И вот я шел, слегка подобрав паруса, осторожно, еще не зная, что именно я скажу своей почти взрослой дочери, когда достану свои подарки, и как отреагирует мое сердце на тот мир, к которому я приближаюсь с каждым шагом, — ведь это был сначала мир моего детства, потом мир моего счастливого отцовства, а потом вдруг он стал чужим, и в один прекрасный день вихрем жизненных обстоятельств меня просто вынесло оттуда, может быть даже слишком поспешно, с двумя наспех собранными сумками и ботинками, одетыми на босу ногу. Вот от этого перекрестка, где через дорогу от пожарной части начинается Звездный бульвар, в округе нет ни одного места, не связанного с какими-нибудь воспоминаниями, и воспоминаниями в основном счастливыми: памятью о безмятежных детских годах или о счастье любви. Вообще тут всего было столько, что едва я завидел за деревьями бульвара дом, в котором рос когда-то и где теперь дорастала до взрослого человека моя дочь, как меня просто прибило к земле воспоминаниями.
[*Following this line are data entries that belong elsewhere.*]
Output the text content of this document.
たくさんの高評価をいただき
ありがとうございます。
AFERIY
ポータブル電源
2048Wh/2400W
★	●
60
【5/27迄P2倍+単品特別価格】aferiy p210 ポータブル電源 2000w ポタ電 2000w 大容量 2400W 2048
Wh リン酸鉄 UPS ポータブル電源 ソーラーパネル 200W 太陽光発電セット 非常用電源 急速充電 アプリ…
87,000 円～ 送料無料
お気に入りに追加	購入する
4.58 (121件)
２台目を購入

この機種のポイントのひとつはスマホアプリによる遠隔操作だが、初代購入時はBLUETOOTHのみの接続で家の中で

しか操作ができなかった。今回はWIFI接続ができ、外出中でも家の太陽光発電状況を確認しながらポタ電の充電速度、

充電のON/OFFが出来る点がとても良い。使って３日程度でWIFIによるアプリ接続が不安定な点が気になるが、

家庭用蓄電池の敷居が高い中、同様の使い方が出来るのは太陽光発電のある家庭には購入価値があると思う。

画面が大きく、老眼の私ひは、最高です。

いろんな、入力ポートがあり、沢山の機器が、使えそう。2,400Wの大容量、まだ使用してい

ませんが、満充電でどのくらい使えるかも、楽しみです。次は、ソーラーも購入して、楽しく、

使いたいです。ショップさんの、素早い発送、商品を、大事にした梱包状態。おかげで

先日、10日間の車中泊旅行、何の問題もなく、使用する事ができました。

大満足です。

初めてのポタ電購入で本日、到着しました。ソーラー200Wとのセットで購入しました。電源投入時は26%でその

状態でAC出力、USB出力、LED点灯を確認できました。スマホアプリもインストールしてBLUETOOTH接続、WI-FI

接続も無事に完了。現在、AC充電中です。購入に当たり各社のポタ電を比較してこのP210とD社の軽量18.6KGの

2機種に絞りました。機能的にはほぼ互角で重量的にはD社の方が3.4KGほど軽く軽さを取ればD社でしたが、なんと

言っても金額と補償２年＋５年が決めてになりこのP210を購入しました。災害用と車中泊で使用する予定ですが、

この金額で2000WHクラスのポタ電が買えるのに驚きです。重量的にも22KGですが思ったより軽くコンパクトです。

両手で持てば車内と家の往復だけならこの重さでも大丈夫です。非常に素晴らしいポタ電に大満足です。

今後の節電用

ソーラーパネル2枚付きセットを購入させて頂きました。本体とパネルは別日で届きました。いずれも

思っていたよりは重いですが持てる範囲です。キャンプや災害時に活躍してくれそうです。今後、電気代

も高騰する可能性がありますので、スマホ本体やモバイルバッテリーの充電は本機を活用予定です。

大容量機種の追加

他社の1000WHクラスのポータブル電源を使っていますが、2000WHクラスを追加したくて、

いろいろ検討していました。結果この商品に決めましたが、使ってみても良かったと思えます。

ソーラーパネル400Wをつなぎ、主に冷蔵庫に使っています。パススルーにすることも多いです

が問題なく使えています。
Удар был такой силы, что я сглотнул воздух и остановился.
Я остановился в тени могучего клена, отдышался и подивился, откуда здесь такое красивое дерево.
Я ведь прекрасно помню, что Звездный бульвар поначалу-то и бульваром назвать было нельзя, потому что ничего здесь не было: просто развороченная грязь после того, как с этого места бульдозеры срыли насыпь старой железной дороги и рабочие в грязных сапогах увели под землю, в трубы, незаметную речку Копытовку и потом прямо в этой грязи посадили несколько худосочных побегов, чтоб оправдать название бульвара. Но каковы бы ни были их замыслы, грязь продержалась на бульваре еще несколько лет, несколько лет она безраздельно господствовала здесь, и сунуться туда — во рвы и швы развороченной человеком земли, в лужи, отдающие сероводородом, и лоснящиеся глины — никто не смел. Чем были эти посаженные деревца — ясенями, кленами или березами, — тогда и сказать-то никто не мог, просто это были несчастные, корявенькие былинки, скрючившиеся и погибающие под стылым ветром осени, и чтоб они не попадали в грязь, когда здесь, на бульваре, ветер гнал ее жуткие ноябрьские волны, каждое было подвязано к палке, и в том месте, где палка соприкасалась с тощим стволиком, его тоненькая кора была обернута мешковиной.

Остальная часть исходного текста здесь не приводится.